The only problem was not having any space, friends or hobbies of our own. I realize not everyone is going to be living and working together at the same hotel, but alot of people lead very similar circumstances. They get so emmersed with eachother their relationship is their identity. When the relationship fails to progress because it’s gone as far as it can with its current state because people forget to nurture it.
I’m a journalist. Getting out and about, loving every season, being in the middle of every event is in my identity. 2 different relationships, I didn’t leave my room for a year.
Go to work and groceries.
But I forgot to feed my soul, I forgot that just because he has social anxiety doesn’t mean I do, just because he doesn’t go out with his friends doesn’t mean I can’t. The biggest one, if I think I’m watching him play video games too much, maybe i don’t have my own at home hobbies.

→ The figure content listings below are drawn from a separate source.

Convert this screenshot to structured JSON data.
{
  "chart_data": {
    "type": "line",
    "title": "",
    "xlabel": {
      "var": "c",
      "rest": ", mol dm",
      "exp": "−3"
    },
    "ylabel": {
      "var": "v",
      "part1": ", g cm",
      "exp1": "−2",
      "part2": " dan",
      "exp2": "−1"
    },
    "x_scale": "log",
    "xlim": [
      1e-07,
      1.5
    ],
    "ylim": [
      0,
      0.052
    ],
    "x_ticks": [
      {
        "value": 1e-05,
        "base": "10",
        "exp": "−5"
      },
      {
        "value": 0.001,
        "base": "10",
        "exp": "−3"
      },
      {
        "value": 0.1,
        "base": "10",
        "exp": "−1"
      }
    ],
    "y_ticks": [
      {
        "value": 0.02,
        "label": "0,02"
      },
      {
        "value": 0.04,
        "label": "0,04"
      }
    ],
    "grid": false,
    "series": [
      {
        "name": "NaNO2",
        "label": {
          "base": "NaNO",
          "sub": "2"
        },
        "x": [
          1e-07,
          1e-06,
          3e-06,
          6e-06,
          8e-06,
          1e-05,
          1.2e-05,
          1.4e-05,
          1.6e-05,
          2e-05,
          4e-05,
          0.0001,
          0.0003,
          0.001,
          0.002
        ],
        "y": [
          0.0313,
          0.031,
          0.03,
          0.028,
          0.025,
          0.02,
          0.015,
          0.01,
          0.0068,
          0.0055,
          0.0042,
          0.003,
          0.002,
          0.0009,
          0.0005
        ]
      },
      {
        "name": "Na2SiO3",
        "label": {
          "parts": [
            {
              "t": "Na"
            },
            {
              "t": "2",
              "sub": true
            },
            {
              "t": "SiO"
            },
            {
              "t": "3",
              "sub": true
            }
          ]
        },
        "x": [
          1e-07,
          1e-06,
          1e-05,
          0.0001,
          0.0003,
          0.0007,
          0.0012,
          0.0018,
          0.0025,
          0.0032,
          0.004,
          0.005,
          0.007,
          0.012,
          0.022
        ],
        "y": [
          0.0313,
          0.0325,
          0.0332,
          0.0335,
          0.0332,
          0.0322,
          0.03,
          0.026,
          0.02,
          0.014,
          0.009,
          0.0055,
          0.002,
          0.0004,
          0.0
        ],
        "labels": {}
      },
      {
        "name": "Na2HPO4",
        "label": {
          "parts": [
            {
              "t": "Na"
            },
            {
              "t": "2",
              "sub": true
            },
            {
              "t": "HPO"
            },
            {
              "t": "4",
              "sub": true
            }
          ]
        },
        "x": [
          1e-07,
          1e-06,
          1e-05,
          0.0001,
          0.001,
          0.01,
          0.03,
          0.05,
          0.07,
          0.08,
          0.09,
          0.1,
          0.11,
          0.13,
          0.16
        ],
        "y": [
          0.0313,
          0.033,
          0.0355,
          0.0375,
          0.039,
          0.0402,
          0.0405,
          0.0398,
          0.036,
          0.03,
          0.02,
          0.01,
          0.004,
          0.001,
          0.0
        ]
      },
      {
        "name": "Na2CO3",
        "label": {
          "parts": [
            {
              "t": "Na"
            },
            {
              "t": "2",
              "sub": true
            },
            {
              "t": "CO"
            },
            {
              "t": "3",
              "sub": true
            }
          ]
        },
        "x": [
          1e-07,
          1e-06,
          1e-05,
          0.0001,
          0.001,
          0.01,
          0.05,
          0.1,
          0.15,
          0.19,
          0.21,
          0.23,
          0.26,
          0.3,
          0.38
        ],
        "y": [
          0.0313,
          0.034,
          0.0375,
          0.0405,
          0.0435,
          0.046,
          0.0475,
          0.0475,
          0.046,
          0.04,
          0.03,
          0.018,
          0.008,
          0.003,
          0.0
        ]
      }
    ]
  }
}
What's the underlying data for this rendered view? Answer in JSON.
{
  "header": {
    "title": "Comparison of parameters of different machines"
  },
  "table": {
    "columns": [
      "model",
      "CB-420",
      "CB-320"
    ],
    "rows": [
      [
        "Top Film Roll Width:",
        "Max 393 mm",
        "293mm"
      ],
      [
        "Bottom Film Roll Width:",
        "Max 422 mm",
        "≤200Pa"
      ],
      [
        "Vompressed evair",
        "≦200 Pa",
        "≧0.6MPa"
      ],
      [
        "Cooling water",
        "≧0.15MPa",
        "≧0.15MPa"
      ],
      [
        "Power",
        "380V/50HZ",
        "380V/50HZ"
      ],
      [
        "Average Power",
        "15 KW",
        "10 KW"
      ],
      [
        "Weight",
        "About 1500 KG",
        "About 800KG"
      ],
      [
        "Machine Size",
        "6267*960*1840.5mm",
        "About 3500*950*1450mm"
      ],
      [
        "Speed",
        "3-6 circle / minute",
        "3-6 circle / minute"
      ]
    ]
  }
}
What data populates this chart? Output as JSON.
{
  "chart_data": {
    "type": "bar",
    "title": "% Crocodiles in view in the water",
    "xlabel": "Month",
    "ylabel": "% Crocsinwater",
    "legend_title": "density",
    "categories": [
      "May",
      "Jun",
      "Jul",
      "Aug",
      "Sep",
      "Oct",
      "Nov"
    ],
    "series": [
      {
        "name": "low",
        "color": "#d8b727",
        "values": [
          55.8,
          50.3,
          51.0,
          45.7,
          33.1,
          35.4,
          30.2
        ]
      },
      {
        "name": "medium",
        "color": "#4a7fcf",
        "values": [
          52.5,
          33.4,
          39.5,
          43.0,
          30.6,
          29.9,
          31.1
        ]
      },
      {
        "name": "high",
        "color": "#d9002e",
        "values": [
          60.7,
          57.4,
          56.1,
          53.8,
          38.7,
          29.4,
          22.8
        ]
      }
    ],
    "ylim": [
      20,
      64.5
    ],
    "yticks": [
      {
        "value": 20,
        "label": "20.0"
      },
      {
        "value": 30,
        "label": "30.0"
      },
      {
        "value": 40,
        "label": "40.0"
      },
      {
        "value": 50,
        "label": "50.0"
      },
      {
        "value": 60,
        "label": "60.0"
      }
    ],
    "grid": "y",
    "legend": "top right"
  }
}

Additionally, a bigger problem is people not leaving because it’s situationally too hard. Moving is fucking hard. Alot of the time we get comfortable and mix incomes and are accused to a certain life style and well humans aren’t creature of change. It’s too much work, or you’re protecting the wrong feelings and so we stay and that’s breeding ground for a toxic relationship.So in my opinion if you practice minimal self care and don’t forget that you’re supposed to be in a happy relationship and actually address issues as they come up with honesty, you’ll be fine. It’s the 21st century what the hell are we “supposed” to be doing anyways?